Conciencia e inteligencia artificial
¿Puede tener conciencia una IA? No. Podrá escribir como un poeta, pintar como un impresionista, responder como un sabio, pero no sabrá nunca por qué lo hace. La conciencia humana incluye un componente que no se puede programar: la experiencia subjetiva. El darse cuenta de que uno está vivo. Y eso no se copia, no se simula, no se fabrica.
Una IA puede detectar patrones, incluso predecir decisiones, pero no sentir culpa, ni vergüenza, ni duda, ni ternura. Y, sin embargo, cada vez más se la quiere humanizar. Porque nos gusta la idea de que algo que no somos nosotros pueda entendernos del todo. Pero es una trampa: la conciencia, ese susurro incómodo, sigue siendo solo nuestra.
Tal como Yuval Noah Harari expresa en su ensayo Nexus, la única diferencia insalvable entre los algoritmos y el ser humano es la conciencia.

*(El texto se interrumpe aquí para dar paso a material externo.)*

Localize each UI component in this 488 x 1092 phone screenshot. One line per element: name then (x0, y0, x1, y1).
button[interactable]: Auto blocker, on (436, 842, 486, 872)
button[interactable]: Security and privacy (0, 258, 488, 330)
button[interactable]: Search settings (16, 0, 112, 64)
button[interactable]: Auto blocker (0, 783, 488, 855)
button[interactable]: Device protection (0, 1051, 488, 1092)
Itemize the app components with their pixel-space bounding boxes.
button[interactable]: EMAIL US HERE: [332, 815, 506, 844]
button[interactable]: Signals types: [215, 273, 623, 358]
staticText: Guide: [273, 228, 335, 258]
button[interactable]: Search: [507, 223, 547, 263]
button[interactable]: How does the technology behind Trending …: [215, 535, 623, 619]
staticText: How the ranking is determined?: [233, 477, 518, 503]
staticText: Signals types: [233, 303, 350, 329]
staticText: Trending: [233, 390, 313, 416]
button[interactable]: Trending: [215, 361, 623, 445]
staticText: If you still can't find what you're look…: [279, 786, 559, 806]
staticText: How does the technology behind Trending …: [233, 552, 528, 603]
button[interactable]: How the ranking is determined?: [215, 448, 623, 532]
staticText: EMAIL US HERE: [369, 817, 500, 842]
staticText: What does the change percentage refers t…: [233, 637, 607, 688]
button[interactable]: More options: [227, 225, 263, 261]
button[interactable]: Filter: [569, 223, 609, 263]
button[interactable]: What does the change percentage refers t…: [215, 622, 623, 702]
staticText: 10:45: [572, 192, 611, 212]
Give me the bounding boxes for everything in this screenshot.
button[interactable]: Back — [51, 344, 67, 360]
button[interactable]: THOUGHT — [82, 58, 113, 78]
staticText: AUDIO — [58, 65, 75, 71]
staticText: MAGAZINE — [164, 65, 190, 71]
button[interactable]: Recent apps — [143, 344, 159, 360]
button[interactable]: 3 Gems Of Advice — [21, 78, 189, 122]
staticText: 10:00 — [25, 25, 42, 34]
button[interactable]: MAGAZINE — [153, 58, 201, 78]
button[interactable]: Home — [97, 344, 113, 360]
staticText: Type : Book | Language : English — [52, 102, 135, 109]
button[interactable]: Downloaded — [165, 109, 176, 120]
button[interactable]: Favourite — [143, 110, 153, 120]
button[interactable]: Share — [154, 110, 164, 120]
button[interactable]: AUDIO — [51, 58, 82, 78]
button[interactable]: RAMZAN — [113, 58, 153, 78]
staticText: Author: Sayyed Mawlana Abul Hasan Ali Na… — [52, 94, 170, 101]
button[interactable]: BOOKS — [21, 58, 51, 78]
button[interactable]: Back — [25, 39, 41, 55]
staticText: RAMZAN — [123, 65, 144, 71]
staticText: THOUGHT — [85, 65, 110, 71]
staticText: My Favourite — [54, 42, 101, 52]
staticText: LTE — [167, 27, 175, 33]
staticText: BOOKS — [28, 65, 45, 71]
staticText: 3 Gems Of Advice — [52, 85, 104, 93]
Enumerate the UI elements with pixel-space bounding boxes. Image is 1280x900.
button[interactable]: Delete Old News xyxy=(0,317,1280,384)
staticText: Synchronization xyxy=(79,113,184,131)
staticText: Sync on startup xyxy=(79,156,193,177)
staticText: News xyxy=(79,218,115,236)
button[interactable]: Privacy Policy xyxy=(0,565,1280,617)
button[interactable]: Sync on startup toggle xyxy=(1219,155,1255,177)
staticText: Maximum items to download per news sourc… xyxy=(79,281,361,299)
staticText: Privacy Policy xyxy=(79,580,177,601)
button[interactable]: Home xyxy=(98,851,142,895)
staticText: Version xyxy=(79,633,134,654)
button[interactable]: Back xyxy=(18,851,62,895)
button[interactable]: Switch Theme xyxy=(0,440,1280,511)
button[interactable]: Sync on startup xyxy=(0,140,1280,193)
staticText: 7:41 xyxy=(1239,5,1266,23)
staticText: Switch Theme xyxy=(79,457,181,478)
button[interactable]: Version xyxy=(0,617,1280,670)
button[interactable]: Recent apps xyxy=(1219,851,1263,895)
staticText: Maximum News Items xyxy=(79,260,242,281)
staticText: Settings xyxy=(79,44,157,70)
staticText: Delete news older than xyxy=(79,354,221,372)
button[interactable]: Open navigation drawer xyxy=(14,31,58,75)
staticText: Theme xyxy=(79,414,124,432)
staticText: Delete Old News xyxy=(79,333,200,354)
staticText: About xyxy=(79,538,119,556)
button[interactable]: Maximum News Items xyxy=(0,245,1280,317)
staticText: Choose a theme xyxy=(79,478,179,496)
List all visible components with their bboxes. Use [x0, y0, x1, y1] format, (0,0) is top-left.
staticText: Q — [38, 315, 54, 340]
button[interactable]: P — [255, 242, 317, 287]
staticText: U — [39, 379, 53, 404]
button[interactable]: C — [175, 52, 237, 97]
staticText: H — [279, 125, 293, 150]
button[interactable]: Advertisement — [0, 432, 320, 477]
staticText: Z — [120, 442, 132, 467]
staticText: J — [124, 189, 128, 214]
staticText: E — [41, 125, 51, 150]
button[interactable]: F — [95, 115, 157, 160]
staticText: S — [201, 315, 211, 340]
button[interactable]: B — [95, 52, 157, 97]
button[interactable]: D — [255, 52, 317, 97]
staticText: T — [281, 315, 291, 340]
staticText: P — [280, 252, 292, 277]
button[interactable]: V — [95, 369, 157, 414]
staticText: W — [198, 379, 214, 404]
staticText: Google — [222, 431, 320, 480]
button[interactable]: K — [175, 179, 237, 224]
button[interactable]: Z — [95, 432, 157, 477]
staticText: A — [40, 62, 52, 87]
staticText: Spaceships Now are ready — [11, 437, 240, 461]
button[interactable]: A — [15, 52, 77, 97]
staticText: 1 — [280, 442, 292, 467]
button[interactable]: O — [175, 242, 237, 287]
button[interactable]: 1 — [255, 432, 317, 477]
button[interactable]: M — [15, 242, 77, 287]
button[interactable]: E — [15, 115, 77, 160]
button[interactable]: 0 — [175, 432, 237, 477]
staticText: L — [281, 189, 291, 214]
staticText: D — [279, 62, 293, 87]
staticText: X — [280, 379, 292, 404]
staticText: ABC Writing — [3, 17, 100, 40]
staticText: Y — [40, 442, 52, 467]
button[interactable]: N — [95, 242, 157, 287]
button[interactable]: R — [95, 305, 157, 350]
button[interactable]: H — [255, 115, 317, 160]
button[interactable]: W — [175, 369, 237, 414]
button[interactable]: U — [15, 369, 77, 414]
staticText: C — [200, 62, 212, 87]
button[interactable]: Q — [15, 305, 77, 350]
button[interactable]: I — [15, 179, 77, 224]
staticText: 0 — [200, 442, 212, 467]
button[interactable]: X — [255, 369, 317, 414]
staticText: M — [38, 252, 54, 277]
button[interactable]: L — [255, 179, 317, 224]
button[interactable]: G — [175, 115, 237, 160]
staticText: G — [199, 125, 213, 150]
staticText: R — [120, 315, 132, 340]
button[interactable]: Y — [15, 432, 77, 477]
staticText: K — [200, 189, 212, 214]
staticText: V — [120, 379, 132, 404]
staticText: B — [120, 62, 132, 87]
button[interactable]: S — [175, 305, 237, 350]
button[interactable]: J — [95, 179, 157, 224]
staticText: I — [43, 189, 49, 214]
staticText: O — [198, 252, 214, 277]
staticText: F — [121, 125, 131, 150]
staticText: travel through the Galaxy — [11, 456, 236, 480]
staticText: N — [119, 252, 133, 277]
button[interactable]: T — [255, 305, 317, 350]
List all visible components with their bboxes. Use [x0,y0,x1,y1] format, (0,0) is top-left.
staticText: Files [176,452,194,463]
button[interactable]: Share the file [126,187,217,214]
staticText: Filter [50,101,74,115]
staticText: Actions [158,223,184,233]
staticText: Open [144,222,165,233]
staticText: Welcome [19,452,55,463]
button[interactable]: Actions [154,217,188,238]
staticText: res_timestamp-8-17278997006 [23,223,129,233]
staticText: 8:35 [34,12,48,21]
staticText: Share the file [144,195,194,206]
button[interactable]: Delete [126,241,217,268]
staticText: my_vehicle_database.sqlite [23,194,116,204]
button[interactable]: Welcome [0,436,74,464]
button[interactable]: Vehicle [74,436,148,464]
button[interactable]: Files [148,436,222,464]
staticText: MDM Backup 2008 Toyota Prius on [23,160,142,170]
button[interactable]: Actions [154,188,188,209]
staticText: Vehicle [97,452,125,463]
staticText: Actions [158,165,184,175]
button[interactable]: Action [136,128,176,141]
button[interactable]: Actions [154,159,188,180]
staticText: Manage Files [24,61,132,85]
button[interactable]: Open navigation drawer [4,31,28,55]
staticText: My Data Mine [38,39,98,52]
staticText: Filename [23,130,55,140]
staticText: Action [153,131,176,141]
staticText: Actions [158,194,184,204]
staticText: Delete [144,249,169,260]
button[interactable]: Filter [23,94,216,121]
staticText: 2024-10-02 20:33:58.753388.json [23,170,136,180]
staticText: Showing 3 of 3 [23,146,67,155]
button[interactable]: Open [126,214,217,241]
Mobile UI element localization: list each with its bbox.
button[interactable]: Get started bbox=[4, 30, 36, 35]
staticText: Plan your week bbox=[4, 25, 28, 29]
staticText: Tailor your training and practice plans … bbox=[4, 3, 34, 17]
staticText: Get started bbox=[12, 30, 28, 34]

¿Por qué celebramos este día?
Tal vez, por eso, celebramos este día. Para no olvidarnos de lo único que no nos pueden quitar, ni vender, ni reemplazar: esa vocecita que no se calla ni con cien pantallas encendidas.
Y en un mundo que corre, grita, vende y distrae, escucharla sigue siendo el acto más subversivo de todos.
Y tal vez, también, el más necesario.
Conciencia y poder: la deuda más profunda
Porque si pudiéramos medir la conciencia -ponerle una escala, un sensor, una luz que se prenda cuando alguien decide algo que afecta a millones-, ojalá brillara con más fuerza en quienes tienen el poder. En los que firman decretos, en los que reparten presupuestos, en los que sellan el destino de pueblos enteros con una lapicera. Ojalá les pesara en la conciencia que mientras crecen los súper ricos, se multiplica la gente sin techo, sin pan, sin voz.
Ojalá que la conciencia -esa que no aparece en gráficos ni en balances- sea algún día lo que incline la balanza. Que sirva no solo para dormir con la almohada tranquila, sino para despertar en serio. Para que alguna vez construyamos, entre todos, un mundo más justo, más equitativo... más humano.